Nigerian newspapers report that the violence displaced nearly 7,000 villagers.
For the past two weeks, the Christian farming community in Agatu Local Government Area (LGA) in Benue State, Nigeria has experienced hell on earth. From February 22 to 24, radical Islamist Fulani herder militias have invaded the county, wildly sacking whole villages destroying homes and farmlands, and murdering hundreds.

Though some Nigerian news media outlets reported death tolls between 140-150, sources close to the situation in Benue told International Christian Concern (ICC) that close to 300 were actually killed, while as many as 7,000 were displaced.

According to local sources, the assault continues unabated, despite Nigerian President Muhammadu Buhari’s launch of an official investigation on Monday looking into the crisis.

Villages attacked include Akwu, Adogbo, Ayilla, Ogboju, Okokolo, Abugba, among several others.

Benue State Police Commissioner Paul Yakadi told the Nigerian newspaper Vanguard that the Fulani attackers came from nearby areas. “The worrisome renewed attack on the Agatu communities by Fulani herdsmen was as a result of the alarming influx of the herdsmen into the area through neighboring towns of Naka in Gwer West local government area of Benue State, Loco and Doma of Nasarawa State, where cattle are made to swim across the water to Agatu,” he said.

“The Command, which was on an assessment tour of the area few days ago to identify areas that security needed to be beefed up, discovered Fulani herdsmen armed with sophisticated weapons with their cows numbering over 5,000,” he added.

According to local reports, Agatu villagers rejoiced at the news of the government investigation, but still, the bloodshed continues.

Agrarian Christians across Nigeria’s ‘Middle Belt’ region face what some observers are calling genocide after enduring 15 years of brutal Islamist Fulani raids with countless people being slaughtered on a near-weekly basis.
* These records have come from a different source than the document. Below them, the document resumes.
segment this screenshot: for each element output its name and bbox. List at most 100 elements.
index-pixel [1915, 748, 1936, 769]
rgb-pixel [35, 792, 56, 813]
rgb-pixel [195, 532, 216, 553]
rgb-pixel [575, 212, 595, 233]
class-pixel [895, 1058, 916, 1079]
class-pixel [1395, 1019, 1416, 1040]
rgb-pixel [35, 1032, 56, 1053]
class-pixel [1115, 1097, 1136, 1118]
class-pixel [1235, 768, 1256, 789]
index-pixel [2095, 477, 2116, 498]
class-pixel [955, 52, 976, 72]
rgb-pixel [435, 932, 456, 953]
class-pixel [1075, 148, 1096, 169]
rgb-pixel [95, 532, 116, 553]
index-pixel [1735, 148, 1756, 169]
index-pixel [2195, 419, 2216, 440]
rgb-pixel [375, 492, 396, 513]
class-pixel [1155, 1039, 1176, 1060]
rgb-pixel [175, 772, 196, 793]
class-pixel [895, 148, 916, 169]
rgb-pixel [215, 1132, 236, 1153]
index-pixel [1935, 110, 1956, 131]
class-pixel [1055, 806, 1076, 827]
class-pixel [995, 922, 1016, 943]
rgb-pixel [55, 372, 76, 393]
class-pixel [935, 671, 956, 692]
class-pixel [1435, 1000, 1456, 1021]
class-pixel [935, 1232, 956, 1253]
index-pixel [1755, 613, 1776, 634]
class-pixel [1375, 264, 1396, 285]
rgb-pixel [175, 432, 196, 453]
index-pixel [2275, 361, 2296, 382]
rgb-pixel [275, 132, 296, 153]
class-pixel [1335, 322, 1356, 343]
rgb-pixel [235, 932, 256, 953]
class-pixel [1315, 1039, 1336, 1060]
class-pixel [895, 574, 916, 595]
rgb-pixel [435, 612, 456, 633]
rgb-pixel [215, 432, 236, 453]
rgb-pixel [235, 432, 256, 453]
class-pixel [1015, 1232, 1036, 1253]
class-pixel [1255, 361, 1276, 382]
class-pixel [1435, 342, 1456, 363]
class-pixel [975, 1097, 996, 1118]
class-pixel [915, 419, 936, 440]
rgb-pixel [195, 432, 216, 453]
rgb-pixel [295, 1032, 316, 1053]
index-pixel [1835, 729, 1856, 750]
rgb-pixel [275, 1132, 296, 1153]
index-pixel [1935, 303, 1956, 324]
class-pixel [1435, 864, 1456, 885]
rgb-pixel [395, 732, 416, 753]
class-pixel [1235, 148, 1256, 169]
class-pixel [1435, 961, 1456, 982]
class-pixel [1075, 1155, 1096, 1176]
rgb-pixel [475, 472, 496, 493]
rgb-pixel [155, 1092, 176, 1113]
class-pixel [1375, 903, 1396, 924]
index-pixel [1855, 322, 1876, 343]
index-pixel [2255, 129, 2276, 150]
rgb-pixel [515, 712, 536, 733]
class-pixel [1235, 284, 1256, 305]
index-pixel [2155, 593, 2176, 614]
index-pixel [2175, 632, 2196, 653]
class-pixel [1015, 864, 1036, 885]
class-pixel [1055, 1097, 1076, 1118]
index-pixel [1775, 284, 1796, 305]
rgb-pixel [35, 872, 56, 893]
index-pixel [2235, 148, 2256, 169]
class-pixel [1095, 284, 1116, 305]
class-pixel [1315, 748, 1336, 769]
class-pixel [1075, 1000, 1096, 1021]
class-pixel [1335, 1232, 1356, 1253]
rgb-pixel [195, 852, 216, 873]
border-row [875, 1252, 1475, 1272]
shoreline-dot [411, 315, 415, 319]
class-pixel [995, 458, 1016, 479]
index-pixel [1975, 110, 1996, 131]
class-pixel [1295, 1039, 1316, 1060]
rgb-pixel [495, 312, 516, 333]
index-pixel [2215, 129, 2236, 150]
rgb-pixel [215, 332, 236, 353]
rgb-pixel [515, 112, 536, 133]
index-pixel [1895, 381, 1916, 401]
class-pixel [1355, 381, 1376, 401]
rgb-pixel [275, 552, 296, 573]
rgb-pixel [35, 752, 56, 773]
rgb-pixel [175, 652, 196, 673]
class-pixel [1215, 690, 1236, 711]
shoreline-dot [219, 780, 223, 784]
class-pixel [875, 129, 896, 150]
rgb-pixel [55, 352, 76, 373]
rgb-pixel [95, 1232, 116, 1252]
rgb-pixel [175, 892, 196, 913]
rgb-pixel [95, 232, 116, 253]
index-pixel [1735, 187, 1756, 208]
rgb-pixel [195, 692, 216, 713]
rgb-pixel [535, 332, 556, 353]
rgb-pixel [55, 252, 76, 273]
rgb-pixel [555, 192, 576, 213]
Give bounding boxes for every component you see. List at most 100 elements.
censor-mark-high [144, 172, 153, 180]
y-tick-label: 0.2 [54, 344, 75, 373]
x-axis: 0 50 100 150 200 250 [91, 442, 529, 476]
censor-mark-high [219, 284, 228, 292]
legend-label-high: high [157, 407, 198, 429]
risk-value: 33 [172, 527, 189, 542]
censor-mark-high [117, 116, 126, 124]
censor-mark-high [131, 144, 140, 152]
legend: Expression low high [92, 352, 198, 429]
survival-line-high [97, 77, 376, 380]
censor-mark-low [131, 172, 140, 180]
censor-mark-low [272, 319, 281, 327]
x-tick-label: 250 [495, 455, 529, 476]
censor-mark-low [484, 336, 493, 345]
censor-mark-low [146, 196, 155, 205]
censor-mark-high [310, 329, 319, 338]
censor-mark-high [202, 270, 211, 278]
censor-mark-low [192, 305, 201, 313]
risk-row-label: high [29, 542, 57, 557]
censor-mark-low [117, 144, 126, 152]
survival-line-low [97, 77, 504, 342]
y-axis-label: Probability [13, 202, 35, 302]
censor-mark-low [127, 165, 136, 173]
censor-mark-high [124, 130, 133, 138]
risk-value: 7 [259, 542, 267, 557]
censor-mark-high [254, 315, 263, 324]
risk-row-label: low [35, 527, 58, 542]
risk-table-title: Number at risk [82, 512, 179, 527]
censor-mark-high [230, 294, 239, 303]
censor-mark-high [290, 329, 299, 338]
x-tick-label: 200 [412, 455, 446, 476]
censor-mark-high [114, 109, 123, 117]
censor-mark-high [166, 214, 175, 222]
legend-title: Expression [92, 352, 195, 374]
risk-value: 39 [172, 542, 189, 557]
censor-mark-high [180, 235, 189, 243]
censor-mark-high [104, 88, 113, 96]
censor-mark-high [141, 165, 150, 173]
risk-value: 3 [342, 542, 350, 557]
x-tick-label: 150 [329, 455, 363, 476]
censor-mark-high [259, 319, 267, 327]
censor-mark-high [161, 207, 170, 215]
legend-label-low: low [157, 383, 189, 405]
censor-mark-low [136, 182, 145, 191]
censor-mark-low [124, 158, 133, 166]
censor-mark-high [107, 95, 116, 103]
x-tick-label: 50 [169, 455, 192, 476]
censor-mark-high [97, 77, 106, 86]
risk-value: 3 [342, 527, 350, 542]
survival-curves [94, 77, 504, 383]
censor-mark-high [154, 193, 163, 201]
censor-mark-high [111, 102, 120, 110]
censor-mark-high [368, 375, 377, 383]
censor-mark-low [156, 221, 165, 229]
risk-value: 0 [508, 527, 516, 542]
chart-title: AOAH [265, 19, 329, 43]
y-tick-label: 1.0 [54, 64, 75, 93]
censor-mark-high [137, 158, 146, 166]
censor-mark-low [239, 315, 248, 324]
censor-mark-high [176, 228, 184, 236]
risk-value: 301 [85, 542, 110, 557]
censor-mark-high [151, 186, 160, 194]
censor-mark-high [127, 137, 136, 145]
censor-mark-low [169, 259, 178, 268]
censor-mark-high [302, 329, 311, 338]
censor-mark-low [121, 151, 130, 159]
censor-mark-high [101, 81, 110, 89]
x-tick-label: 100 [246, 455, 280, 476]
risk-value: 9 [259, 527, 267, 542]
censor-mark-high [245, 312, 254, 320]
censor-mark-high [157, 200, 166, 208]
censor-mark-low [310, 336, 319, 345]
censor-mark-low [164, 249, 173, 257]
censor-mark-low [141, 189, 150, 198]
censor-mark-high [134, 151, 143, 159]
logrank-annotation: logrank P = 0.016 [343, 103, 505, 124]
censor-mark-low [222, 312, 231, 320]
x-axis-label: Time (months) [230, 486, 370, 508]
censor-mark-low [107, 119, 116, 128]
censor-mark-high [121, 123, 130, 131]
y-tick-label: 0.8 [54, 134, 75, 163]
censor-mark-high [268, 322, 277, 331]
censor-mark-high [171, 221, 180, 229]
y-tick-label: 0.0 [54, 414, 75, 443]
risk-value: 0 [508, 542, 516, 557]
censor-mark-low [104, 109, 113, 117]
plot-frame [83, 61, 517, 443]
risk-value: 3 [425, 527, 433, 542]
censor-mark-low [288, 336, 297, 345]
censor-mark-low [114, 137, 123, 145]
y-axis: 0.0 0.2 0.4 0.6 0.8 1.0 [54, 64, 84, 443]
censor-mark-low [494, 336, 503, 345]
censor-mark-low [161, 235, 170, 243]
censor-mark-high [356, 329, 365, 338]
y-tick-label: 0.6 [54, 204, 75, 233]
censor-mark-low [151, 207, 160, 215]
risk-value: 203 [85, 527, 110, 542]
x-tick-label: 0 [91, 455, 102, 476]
Benue, Plateau, Nassarawa, Taraba, Adamawa, and parts of Kaduna, Borno, Yobe, and Gombe states make up the region most heavily under attack from these Islamist Fulani gangs.

Buhari expressed shock about the recent attacks. He also urged Nigerians to put aside their differences and live in peace.

Buhari’s comments come in a long pattern where Nigerian officials have failed to truly evaluate the root issues. They continue to constitute these ongoing horrific attacks only as historical tensions over land rights for cattle grazing versus farming.

While Boko Haram continues its terrible attacks on communities in north-eastern Nigeria, the Fulani herder onslaught in the Middle Belt continues unabated, claiming nearly as many lives and causing a similar toll of destruction on churches and Christian homes.